PaperPort documents may be saved in a variety of file formats. In PaperPort 3.0 or 2.0 format the files are very small - in the teens of kilobytes for a page of A4 - and annotations can still be edited. Saved in formats such as PICT, TIF, JPEG, GIF and PCX, the annotations become a permanent part of the image.

PaperPort will not scan from bound books and magazines or mounted documents. Another minor irritation is that it takes up either the modem or printer port, so tough luck if you are using both these already. My printer is on the network, so I don't experience the problem, but Visioneer need to provide a proper solution for those who do.
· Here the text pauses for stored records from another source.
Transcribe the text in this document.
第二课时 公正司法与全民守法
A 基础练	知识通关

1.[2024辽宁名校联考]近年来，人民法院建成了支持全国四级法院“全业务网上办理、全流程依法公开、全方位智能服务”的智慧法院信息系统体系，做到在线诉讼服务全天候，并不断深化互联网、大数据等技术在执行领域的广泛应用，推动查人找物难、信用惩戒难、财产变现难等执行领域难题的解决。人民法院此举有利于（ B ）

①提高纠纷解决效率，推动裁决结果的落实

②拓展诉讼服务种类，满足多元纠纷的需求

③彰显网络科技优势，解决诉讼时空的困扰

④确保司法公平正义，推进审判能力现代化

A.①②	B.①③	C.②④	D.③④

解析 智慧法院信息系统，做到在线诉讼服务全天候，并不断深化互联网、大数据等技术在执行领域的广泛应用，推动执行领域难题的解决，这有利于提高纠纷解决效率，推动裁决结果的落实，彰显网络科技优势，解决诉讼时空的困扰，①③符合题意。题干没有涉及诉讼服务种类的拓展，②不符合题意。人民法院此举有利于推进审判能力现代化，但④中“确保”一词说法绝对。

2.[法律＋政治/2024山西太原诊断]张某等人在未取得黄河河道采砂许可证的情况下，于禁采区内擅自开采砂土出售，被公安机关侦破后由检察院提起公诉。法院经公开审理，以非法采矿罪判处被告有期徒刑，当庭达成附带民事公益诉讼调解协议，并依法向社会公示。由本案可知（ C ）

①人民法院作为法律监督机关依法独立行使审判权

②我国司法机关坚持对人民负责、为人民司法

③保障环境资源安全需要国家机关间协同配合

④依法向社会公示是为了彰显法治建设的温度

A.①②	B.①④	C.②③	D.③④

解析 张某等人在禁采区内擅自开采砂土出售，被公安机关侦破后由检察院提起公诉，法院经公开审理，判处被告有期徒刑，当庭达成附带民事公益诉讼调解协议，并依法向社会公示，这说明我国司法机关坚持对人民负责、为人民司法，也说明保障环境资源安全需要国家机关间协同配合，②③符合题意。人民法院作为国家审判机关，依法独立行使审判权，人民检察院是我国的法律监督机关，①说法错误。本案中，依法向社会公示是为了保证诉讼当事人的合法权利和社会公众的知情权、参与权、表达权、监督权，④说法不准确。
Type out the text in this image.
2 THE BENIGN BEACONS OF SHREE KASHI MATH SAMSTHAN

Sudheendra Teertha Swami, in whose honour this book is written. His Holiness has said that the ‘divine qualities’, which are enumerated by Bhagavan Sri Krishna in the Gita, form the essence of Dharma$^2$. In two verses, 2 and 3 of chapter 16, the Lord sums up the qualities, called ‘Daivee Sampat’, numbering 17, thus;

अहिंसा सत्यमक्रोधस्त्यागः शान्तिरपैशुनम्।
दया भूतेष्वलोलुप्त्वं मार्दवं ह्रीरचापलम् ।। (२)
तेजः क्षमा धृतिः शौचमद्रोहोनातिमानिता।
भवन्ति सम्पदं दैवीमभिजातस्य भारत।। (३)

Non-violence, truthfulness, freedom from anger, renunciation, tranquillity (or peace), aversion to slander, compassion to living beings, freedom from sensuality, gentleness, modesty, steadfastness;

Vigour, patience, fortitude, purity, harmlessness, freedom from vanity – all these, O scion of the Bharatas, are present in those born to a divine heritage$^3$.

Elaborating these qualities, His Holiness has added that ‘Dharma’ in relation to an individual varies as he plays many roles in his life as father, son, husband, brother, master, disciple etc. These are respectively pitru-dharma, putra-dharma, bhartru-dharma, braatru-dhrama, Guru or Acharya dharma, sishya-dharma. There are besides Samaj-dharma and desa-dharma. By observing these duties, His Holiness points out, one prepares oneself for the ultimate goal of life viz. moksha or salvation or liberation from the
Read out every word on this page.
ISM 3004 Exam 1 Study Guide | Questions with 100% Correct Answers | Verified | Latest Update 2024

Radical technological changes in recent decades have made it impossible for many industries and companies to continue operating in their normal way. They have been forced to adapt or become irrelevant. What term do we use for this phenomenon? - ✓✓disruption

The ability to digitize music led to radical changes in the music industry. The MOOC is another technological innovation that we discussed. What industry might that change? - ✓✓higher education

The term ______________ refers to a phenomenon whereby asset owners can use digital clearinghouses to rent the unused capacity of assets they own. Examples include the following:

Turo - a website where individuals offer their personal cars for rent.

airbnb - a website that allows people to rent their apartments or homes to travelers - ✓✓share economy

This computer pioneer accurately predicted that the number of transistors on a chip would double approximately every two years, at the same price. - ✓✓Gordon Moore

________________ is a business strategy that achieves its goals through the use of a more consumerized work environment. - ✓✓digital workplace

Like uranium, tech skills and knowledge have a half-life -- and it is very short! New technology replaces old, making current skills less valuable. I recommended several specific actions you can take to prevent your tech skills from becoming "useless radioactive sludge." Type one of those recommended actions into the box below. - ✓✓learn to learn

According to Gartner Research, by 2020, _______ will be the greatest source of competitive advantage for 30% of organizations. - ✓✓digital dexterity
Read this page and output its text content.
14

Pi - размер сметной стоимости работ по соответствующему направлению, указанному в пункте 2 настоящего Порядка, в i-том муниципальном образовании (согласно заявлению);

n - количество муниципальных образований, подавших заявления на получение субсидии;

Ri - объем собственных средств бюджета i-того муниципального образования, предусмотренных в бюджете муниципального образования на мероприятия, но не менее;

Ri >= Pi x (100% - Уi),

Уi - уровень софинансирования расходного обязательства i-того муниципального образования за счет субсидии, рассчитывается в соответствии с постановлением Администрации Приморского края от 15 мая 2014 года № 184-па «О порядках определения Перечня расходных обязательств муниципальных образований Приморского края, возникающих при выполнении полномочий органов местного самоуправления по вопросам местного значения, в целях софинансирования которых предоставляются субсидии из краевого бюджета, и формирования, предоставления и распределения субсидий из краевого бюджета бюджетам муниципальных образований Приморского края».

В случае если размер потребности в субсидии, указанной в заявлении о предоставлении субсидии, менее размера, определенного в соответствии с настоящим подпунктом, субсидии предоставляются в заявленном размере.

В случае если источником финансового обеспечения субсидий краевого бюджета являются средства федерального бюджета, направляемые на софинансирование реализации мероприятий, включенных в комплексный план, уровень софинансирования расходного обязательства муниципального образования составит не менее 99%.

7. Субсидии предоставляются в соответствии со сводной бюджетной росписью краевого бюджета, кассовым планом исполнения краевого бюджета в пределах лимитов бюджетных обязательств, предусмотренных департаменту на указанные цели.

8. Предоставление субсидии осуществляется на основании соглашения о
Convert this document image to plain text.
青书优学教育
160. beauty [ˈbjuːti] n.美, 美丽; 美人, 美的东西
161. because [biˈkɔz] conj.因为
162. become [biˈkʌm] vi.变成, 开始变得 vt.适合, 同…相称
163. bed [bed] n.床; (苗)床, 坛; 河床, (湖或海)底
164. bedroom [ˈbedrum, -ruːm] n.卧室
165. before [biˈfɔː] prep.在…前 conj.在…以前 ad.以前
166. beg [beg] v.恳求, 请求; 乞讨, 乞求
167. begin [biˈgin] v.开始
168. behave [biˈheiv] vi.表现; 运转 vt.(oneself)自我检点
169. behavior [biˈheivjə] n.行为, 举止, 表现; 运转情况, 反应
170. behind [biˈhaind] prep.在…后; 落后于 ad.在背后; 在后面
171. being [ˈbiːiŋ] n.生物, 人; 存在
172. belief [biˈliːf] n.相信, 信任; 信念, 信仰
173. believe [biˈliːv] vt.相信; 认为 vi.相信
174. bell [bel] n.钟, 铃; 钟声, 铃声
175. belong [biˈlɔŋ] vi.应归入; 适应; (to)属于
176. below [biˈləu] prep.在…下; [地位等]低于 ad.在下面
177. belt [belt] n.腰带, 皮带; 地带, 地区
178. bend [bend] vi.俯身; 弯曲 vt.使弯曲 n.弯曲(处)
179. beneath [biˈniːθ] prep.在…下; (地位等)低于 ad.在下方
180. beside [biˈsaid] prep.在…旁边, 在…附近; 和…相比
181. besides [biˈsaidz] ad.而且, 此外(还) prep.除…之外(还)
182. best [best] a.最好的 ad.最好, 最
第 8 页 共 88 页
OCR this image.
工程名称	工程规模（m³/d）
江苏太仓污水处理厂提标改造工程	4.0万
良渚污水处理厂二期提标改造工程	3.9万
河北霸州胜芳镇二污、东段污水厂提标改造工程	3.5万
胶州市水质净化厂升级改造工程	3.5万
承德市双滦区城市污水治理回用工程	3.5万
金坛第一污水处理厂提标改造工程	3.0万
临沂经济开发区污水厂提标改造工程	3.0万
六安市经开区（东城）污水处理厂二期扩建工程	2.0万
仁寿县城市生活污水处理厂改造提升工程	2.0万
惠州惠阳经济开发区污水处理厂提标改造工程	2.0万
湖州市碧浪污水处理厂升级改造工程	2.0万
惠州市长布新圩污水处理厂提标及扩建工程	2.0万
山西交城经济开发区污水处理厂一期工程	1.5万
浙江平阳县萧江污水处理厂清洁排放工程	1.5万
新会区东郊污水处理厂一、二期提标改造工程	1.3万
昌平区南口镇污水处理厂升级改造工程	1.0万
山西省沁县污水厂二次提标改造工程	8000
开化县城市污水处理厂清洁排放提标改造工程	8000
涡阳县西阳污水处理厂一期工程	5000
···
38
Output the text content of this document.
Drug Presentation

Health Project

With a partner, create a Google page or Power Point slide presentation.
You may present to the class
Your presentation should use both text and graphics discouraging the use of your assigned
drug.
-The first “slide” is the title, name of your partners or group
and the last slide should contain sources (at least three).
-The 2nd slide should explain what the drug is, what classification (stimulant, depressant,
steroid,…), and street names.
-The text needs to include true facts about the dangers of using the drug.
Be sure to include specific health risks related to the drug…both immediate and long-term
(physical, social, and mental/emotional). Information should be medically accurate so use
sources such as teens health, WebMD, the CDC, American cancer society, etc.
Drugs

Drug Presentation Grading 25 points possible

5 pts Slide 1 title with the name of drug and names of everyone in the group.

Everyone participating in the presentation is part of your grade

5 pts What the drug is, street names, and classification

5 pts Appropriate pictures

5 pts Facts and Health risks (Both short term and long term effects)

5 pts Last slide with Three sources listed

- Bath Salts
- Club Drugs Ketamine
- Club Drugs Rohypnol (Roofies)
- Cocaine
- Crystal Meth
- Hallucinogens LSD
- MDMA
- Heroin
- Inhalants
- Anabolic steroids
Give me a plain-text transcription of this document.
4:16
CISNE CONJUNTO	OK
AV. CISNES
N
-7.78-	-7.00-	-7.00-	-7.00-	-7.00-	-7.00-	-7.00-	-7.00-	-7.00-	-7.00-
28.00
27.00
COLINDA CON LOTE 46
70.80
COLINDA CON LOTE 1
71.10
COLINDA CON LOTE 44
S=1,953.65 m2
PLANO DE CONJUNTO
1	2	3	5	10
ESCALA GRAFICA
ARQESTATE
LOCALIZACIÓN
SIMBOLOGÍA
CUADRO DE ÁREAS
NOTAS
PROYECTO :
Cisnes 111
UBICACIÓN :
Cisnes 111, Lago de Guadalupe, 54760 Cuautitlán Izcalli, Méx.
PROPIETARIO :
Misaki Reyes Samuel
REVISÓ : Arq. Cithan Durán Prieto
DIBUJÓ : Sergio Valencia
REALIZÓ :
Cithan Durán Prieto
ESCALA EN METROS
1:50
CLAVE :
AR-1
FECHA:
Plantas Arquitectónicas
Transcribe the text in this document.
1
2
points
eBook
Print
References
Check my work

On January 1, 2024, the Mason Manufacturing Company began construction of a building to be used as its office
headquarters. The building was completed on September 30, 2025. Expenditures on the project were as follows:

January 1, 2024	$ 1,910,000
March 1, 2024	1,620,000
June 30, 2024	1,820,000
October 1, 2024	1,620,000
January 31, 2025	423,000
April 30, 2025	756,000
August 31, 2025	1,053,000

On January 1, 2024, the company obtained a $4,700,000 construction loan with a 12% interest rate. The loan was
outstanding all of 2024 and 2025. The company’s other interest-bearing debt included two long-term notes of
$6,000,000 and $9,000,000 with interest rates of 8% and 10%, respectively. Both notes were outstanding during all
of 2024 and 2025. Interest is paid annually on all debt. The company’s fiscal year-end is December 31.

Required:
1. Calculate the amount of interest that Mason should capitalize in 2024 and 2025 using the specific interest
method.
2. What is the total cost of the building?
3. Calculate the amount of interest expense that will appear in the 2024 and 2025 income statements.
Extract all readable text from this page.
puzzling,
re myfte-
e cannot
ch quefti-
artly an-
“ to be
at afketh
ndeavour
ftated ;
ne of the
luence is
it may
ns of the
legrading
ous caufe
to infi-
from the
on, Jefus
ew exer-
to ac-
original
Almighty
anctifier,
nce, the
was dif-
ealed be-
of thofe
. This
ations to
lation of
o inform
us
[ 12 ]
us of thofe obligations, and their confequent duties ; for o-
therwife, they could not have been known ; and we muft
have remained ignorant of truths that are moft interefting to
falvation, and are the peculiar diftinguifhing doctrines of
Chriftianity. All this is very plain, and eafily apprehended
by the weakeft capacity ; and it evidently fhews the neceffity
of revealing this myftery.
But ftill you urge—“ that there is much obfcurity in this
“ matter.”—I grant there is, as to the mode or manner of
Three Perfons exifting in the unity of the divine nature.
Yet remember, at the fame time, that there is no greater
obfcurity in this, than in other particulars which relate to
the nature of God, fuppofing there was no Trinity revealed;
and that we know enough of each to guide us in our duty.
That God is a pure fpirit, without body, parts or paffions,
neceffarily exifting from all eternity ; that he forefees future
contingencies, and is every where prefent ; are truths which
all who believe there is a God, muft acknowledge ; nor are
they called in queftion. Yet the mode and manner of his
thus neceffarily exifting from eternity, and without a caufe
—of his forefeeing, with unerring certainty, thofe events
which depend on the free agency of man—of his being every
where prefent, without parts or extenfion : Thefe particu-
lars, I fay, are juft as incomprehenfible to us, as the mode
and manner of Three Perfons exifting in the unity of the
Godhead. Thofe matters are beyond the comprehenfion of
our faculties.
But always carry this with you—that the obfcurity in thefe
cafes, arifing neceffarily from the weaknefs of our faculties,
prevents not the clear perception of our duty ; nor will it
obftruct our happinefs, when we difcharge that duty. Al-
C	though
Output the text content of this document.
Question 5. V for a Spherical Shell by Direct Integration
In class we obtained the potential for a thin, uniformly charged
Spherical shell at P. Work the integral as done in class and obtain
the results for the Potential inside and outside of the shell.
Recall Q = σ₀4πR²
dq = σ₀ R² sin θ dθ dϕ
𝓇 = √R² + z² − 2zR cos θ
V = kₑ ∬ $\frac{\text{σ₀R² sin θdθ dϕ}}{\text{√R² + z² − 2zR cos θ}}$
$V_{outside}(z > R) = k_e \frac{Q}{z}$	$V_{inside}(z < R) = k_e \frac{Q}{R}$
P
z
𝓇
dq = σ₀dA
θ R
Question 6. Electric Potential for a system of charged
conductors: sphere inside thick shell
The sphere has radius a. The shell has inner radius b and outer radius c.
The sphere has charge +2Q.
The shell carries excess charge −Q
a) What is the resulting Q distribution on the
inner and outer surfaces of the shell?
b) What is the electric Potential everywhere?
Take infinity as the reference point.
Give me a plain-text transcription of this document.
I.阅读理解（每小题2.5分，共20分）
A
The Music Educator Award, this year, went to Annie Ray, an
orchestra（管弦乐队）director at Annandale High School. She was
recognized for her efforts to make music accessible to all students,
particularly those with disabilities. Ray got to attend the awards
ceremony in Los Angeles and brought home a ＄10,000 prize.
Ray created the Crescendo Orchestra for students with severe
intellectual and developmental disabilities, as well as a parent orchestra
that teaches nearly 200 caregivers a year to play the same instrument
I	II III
I bought my PaperPort - this was not a review unit - from MacLine (+44 181 401 1111) for £279. It has performed well, apart from the Friday evening at 6pm when I was preparing scans for Chip Shop and it developed four fine black lines down every scan. Dirt on the CCD? The manual advised me to purchase a good-quality paper-cleaner page that is used for cleaning copy machines and fax machines. I phoned the UK distributors, Computers Unlimited (+44 181 200 8282), for help. To the background sound of the vacuum cleaner, I was told that support would not be available until Monday morning. Seems they don't realise that popular products like this need evening and weekend support. But, wait a moment, in California, the home of Visioneer, it was only 10am. After six minutes of transatlantic music-on-hold I decided to cut my contribution to British Telecom's profits and rang the administration number. Almost everyone, it seemed, was at the MacWorld show in San Francisco. But ten minutes later I had a call back with just the advice I needed. There was indeed a little dirt on the CCD elements, soon removed with an isopropyl alcohol swab. The Visioneer PaperPort Vx is a superb example of well-integrated hardware and software. For many applications it will be serious competition for the flatbed scanner market. It is available both for Macintosh and PC. The list price has recently been reduced to £299, with street prices somewhat lower than this. In short, it is a bargain and every computer user should buy one.

PaperPort gives you almost everything you need to turn the dream of a paperless office into reality. If it had a built-in shredder and waste bin it might even achieve the impossible and clear my desk of paperwork.




This review first appeared in "John Henshall's Chip Shop" in "The Photographer" February 1996.